In contrast, Colin Wheeler is skeptical:

…for me it feels wrong cause it puts the burden on consumers instead publishers who need to clean up their websites in the first place

What Colin is saying is when a site is well designed, there’s no need for Readability. The sites many people are most likely to read in Readability are the sites that do not understand the value of clean design in the first place, sites that are covered with ads and distractions. He makes an excellent point, and one that I think is going to be shared by a lot of people.

Herein lies the rub. No one likes ads, but no one wants to pay for online content. So how can sites that make their money off of page views continue to exist if they do actually clean up their interface? That’s the answer that Readability is designed for. An alternative revenue stream. It is an interesting test.

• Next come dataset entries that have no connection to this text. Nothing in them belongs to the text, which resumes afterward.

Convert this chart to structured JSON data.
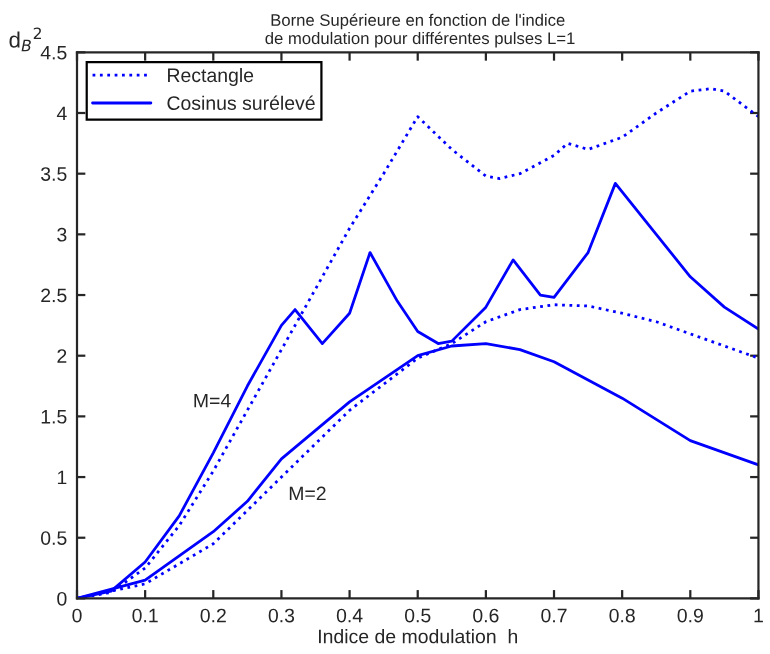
{
  "chart_data": {
    "type": "line",
    "title": "Borne Supérieure en fonction de l'indice\n de modulation pour différentes pulses L=1",
    "xlabel": "Indice de modulation  h",
    "ylabel": "d$_{B}$$^{2}$",
    "xlim": [
      0,
      1
    ],
    "ylim": [
      0,
      4.5
    ],
    "xticks": [
      0,
      0.1,
      0.2,
      0.3,
      0.4,
      0.5,
      0.6,
      0.7,
      0.8,
      0.9,
      1
    ],
    "yticks": [
      0,
      0.5,
      1,
      1.5,
      2,
      2.5,
      3,
      3.5,
      4,
      4.5
    ],
    "grid": false,
    "legend": "top left",
    "marker": "none",
    "series": [
      {
        "name": "Rectangle",
        "color": "#0000ff",
        "line_style": "dotted",
        "x": [
          0,
          0.05,
          0.1,
          0.15,
          0.2,
          0.25,
          0.3,
          0.35,
          0.4,
          0.45,
          0.5,
          0.55,
          0.6,
          0.62,
          0.65,
          0.7,
          0.72,
          0.75,
          0.8,
          0.85,
          0.9,
          0.93,
          0.95,
          1
        ],
        "values": [
          0,
          0.05,
          0.25,
          0.6,
          1.05,
          1.55,
          2.05,
          2.55,
          3.05,
          3.5,
          3.97,
          3.7,
          3.48,
          3.46,
          3.5,
          3.65,
          3.75,
          3.7,
          3.8,
          4.0,
          4.18,
          4.2,
          4.18,
          3.97
        ]
      },
      {
        "name": "Cosinus surélevé",
        "color": "#0000ff",
        "line_style": "solid",
        "x": [
          0,
          0.05,
          0.1,
          0.15,
          0.2,
          0.25,
          0.3,
          0.32,
          0.36,
          0.4,
          0.43,
          0.47,
          0.5,
          0.53,
          0.55,
          0.6,
          0.64,
          0.68,
          0.7,
          0.75,
          0.79,
          0.85,
          0.9,
          0.95,
          1
        ],
        "values": [
          0,
          0.06,
          0.3,
          0.68,
          1.2,
          1.75,
          2.25,
          2.38,
          2.1,
          2.35,
          2.85,
          2.45,
          2.2,
          2.1,
          2.12,
          2.4,
          2.79,
          2.5,
          2.48,
          2.85,
          3.42,
          3.0,
          2.65,
          2.4,
          2.22
        ]
      },
      {
        "color": "#0000ff",
        "line_style": "dotted",
        "x": [
          0,
          0.1,
          0.2,
          0.3,
          0.4,
          0.5,
          0.55,
          0.6,
          0.65,
          0.7,
          0.75,
          0.8,
          0.85,
          0.9,
          0.95,
          1
        ],
        "values": [
          0,
          0.12,
          0.45,
          1.0,
          1.55,
          1.98,
          2.1,
          2.28,
          2.38,
          2.42,
          2.41,
          2.35,
          2.28,
          2.18,
          2.08,
          1.98
        ]
      },
      {
        "color": "#0000ff",
        "line_style": "solid",
        "x": [
          0,
          0.1,
          0.2,
          0.25,
          0.3,
          0.4,
          0.5,
          0.55,
          0.6,
          0.65,
          0.7,
          0.8,
          0.9,
          1
        ],
        "values": [
          0,
          0.15,
          0.55,
          0.8,
          1.15,
          1.62,
          2.0,
          2.08,
          2.1,
          2.05,
          1.95,
          1.65,
          1.3,
          1.1
        ]
      }
    ],
    "annotations": [
      "M=4",
      "M=2"
    ]
  }
}
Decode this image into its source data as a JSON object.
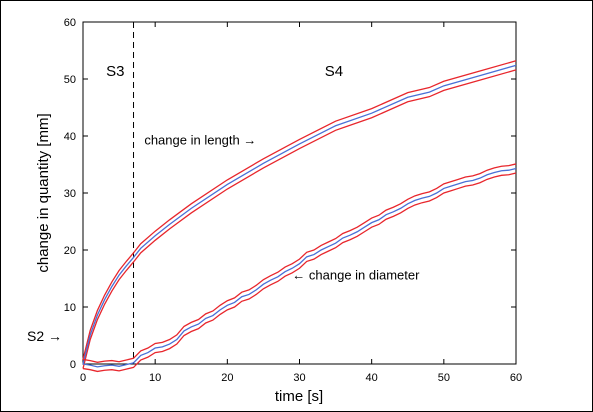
{
  "chart_data": {
    "type": "line",
    "title": "",
    "xlabel": "time [s]",
    "ylabel": "change in quantity [mm]",
    "xlim": [
      0,
      60
    ],
    "ylim": [
      0,
      60
    ],
    "x_ticks": [
      0,
      10,
      20,
      30,
      40,
      50,
      60
    ],
    "y_ticks": [
      0,
      10,
      20,
      30,
      40,
      50,
      60
    ],
    "grid": false,
    "legend": "none",
    "phase_boundary_x": 7,
    "series": [
      {
        "color": "#4a6fd6",
        "band_color": "#e8262c",
        "band_halfwidth": 0.8,
        "x": [
          0,
          1,
          2,
          3,
          4,
          5,
          6,
          7,
          8,
          10,
          12,
          15,
          20,
          25,
          30,
          35,
          40,
          45,
          48,
          50,
          55,
          60
        ],
        "y": [
          0,
          5.1,
          8.6,
          11.3,
          13.6,
          15.6,
          17.2,
          18.7,
          20.3,
          22.5,
          24.5,
          27.3,
          31.5,
          35.2,
          38.6,
          41.8,
          44.0,
          46.8,
          47.7,
          48.8,
          50.6,
          52.4
        ]
      },
      {
        "color": "#4a6fd6",
        "band_color": "#e8262c",
        "band_halfwidth": 0.8,
        "x": [
          0,
          1,
          2,
          3,
          4,
          5,
          6,
          7,
          8,
          9,
          10,
          11,
          12,
          13,
          14,
          15,
          16,
          17,
          18,
          19,
          20,
          21,
          22,
          23,
          24,
          25,
          26,
          27,
          28,
          29,
          30,
          31,
          32,
          33,
          34,
          35,
          36,
          37,
          38,
          39,
          40,
          41,
          42,
          43,
          44,
          45,
          46,
          47,
          48,
          49,
          50,
          51,
          52,
          53,
          54,
          55,
          56,
          57,
          58,
          59,
          60
        ],
        "y": [
          0,
          -0.2,
          -0.5,
          -0.3,
          -0.2,
          -0.4,
          -0.1,
          0.2,
          1.5,
          2.0,
          2.8,
          3.0,
          3.5,
          4.3,
          5.8,
          6.5,
          7.0,
          8.0,
          8.5,
          9.5,
          10.3,
          10.8,
          11.8,
          12.2,
          13.0,
          14.0,
          14.7,
          15.3,
          16.2,
          16.8,
          17.6,
          18.8,
          19.2,
          20.0,
          20.6,
          21.2,
          22.1,
          22.6,
          23.2,
          24.0,
          24.8,
          25.3,
          26.2,
          26.7,
          27.3,
          28.1,
          28.7,
          29.1,
          29.4,
          30.0,
          30.8,
          31.2,
          31.6,
          32.0,
          32.2,
          32.6,
          33.2,
          33.6,
          33.9,
          34.0,
          34.3
        ]
      }
    ],
    "annotations": [
      {
        "text": "S3",
        "x": 3.2,
        "y": 50.5
      },
      {
        "text": "S4",
        "x": 33.5,
        "y": 50.5
      },
      {
        "text": "change in length →",
        "x": 8.5,
        "y": 38.5
      },
      {
        "text": "← change in diameter",
        "x": 29.0,
        "y": 14.8
      }
    ],
    "left_annotation": "S2 →"
  }
}
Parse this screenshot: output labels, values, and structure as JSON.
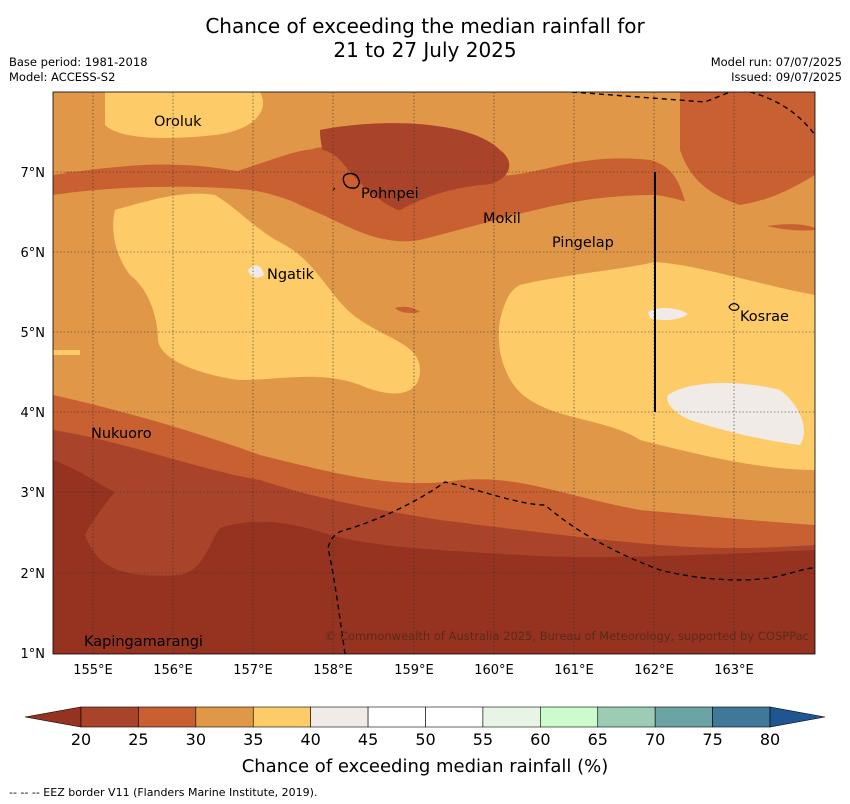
{
  "header": {
    "title_line1": "Chance of exceeding the median rainfall for",
    "title_line2": "21 to 27 July 2025",
    "base_period": "Base period: 1981-2018",
    "model": "Model: ACCESS-S2",
    "model_run": "Model run: 07/07/2025",
    "issued": "Issued: 09/07/2025"
  },
  "map": {
    "lat_labels": [
      "7°N",
      "6°N",
      "5°N",
      "4°N",
      "3°N",
      "2°N",
      "1°N"
    ],
    "lon_labels": [
      "155°E",
      "156°E",
      "157°E",
      "158°E",
      "159°E",
      "160°E",
      "161°E",
      "162°E",
      "163°E"
    ],
    "places": [
      "Oroluk",
      "Pohnpei",
      "Mokil",
      "Pingelap",
      "Ngatik",
      "Kosrae",
      "Nukuoro",
      "Kapingamarangi"
    ],
    "copyright": "© Commonwealth of Australia 2025, Bureau of Meteorology, supported by COSPPac"
  },
  "colorbar": {
    "ticks": [
      "20",
      "25",
      "30",
      "35",
      "40",
      "45",
      "50",
      "55",
      "60",
      "65",
      "70",
      "75",
      "80"
    ],
    "colors": [
      "#a9442a",
      "#c96032",
      "#e09848",
      "#fdcc68",
      "#f0ebe6",
      "#ffffff",
      "#ffffff",
      "#e8f5e6",
      "#ccfccc",
      "#9ccdb4",
      "#6ca3a4",
      "#40789a"
    ],
    "low_color": "#953320",
    "high_color": "#1f5590",
    "label": "Chance of exceeding median rainfall (%)"
  },
  "footer": {
    "eez_note": "--  --  -- EEZ border V11 (Flanders Marine Institute, 2019)."
  }
}
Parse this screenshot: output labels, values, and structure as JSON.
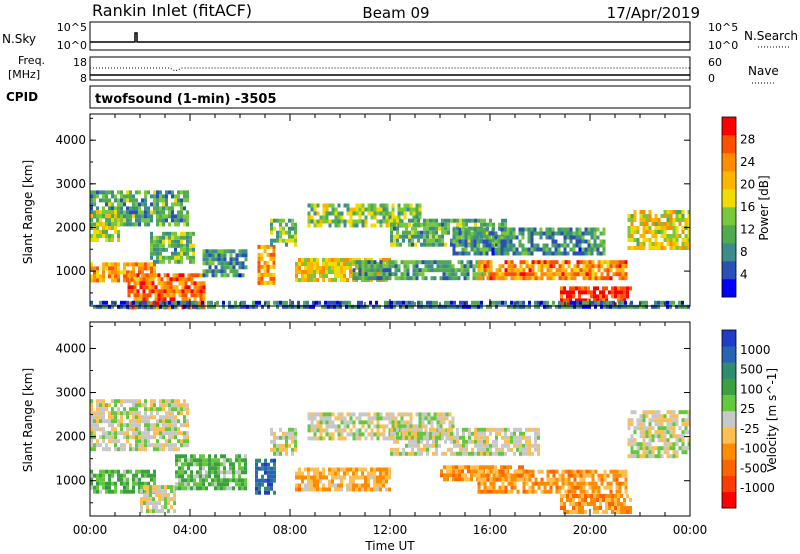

Also interesting to note is that Readability is not a startup, it’s an experiment by an established company. Arc90 builds and designs internal applications for other businesses. Richard Ziade, the original creator of Readability, has this to say about why Readability exists:

We also believe that quality content is worth paying for. The rat race for page views and impressions has not only led to an oftentimes painful experience on the web, but also to a diminishing of quality content on the web. Today’s reality isn’t anyone’s fault but ours. We won’t hesitate to spend $4.00 for our daily cup of coffee … but we’ll balk at even a modest attempt at supporting the volumes of content we consume on the web. Readability represents an opportunity to show all the great publications, writers and bloggers out there that we care about quality and we’re willing to pay for it.

Readability may turn out to be more important to the future of the web than we can currently see. I’m rooting for it. I’m rooting for less ads, higher quality, and more thought.